2. Shahrin's birthday party.
I took some pictures of the cupcakes I bought for his party but they're still in my handphone. I haven't had the time to transfer them to my computer yet, so you'll just have to be patient, ok. I'll post them as soon as Shahrin is at daycare and Nazrin is taking his nap.

3. The 'Stay at home Mum' status.
My mother is still on my case about this status. I never really consciously made the decision to be a SAHM. It just happened. I was in the midst of completing my MSc when I found out that I was pregnant. Then, I had an early delivery at 33 weeks gestation, which means Shahrin was born premature. He was put under observation and had some complications. I managed to finish my thesis amid the hospital visits, the traditional medicine my father sought, Shahrin's constipation problem and moving in with my hubby's mother. Life was crazy in that 2 earlier years with completing my study, coping with Shahrin's medical problem and TB*. After I finally finished MSc, it felt like a HUGE burden of my shoulder. Then came the long wait for job interviews, which sadly were non existence even after I had sent out lots of application to various universities and colleges. While waiting, I basically just went with hubby wherever he goes for his bundle sales. It was hard at first but the night market life just rub off on me and I grew to like going out on these trips because I get to meet a lot of people as well as mingle with the other night marketers.
So, it wasn't my intention to stay home and take care of my child but it was more kind of going with what life has given me. I have been given the opportunity to care for my children and although at times I feel like going crazy, it has been a blessing. The only downside to our current situation is that we are financially unstable. My parents have stepped in and given me monthly allowance (oh the shame!) for me and the boys, to buy groceries and stuff while hubby's paycheck goes to pay the bills. When I first got the Maxis broadband, I thought I could easily find work online and our money problem would be over. However, I am learning that even online opportunities doesn't go boom overnight. I am trying to be patient and be more creative about my searches, hopefully my pot of gold at the end of the rainbow will materialize soon.
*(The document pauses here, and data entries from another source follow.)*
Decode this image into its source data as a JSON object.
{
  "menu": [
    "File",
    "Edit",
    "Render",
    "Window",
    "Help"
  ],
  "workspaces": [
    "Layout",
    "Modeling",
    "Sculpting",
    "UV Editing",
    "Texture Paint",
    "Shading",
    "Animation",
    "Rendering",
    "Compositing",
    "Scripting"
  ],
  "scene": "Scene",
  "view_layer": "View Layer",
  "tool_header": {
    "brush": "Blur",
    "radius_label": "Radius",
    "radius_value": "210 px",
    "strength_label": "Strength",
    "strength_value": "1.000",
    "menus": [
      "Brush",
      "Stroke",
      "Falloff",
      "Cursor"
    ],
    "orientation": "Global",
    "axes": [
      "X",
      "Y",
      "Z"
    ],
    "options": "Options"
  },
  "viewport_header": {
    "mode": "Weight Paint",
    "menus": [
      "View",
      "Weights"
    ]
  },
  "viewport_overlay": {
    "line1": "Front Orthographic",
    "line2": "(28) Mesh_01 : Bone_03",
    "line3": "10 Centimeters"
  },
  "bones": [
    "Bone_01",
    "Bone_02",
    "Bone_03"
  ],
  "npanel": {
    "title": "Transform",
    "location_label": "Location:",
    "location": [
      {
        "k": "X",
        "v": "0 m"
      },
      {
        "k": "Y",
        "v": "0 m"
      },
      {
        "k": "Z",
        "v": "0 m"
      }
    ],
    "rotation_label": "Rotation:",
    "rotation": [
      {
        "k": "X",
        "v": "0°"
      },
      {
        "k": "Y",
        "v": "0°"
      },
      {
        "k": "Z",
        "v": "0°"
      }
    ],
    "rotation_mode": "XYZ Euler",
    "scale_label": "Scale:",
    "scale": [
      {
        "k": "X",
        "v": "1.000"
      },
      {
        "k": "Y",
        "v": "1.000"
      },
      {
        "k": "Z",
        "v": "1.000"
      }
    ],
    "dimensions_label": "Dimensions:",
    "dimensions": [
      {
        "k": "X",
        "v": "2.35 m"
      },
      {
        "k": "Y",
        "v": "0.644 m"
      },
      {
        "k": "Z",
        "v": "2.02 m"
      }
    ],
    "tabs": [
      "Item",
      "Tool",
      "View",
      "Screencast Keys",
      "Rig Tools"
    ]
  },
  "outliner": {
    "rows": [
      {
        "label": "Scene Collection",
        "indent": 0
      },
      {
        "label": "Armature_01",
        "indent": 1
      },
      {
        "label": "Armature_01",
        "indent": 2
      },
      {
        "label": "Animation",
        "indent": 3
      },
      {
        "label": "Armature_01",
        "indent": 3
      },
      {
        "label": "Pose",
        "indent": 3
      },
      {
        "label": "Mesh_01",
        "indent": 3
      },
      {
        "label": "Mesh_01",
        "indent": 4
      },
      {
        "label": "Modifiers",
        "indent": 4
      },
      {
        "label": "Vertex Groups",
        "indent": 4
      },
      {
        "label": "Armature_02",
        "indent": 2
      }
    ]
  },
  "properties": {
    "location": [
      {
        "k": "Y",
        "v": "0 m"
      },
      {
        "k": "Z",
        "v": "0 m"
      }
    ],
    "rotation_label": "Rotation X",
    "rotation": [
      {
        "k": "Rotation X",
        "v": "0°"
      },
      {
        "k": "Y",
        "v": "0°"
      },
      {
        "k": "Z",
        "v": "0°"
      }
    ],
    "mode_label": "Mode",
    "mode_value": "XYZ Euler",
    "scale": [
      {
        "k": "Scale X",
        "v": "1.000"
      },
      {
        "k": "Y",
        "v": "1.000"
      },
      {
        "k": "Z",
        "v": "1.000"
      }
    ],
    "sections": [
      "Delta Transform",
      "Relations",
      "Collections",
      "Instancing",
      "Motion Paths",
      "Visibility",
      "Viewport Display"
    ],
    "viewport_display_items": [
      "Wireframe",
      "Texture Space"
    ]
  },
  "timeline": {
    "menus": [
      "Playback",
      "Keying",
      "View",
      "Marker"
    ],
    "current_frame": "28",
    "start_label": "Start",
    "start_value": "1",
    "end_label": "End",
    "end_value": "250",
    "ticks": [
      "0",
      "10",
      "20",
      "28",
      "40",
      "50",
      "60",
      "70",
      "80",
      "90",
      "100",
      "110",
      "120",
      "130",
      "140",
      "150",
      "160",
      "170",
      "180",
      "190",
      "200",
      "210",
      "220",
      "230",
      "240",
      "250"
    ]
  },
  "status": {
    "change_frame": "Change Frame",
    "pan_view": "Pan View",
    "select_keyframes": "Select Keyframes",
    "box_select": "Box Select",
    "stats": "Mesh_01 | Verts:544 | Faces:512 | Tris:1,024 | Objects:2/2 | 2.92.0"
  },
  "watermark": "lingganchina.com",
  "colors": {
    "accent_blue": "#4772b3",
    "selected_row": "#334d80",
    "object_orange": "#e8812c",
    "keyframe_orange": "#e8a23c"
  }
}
4. Normy bluweekk duduk no.4 sebab kalau letak nombor 1 takut orang tak nak baca blog ni dah, hehe.

Saturday, August 7, 2010

Going crazy about ReadBud!

Sorry Adik, but my entry will have to wait a little while longer.

If you have noticed the big, glittery banner on top of this blog, then you have found my latest craze.

I have registered with them to read, rate and get paid. Oh, I am loving this one. I get to read articles according to my interests and rate them AND get paid to do so. Well, technically, I have not reach the 50 dollar mark yet, so I am not eligible for payment. But still, some of the articles that I have read were very informative and useful for my plans. In a way, I am multitasking (love this word, shows people just how competent you are, heh); researching, learning and earning while at the same time, looking after my sons. Whew!

I have also discovered quite a lot of interesting crafts blogs while blog-walking. Hopefully, by reading these blogs, I can rediscover my love for crafting and sewing. My plan would be to execute some of the ideas presented in these blogs and then sell them here, through the night market or through friends. We'll see how this one goes.

As for the post that I promised Adik, maybe I can get it done tonight when the boys have hit the sack. Right now, I have to rescue Hubby's badminton racket from Nazrin before it snaps.

Friday, August 6, 2010

Just a trailer for my up and coming entry.

1. News on my Raya Chocolate sales and how I feel about it.

2. Shahrin's first (FIRST!) birthday celebration.
- My poor son, it took me 4 years to finally celebrate his birthday, heh.

3. My feelings on the SAHM status.
- I found a few ladies who are just like me, and felt somewhat relieved that I am not alone.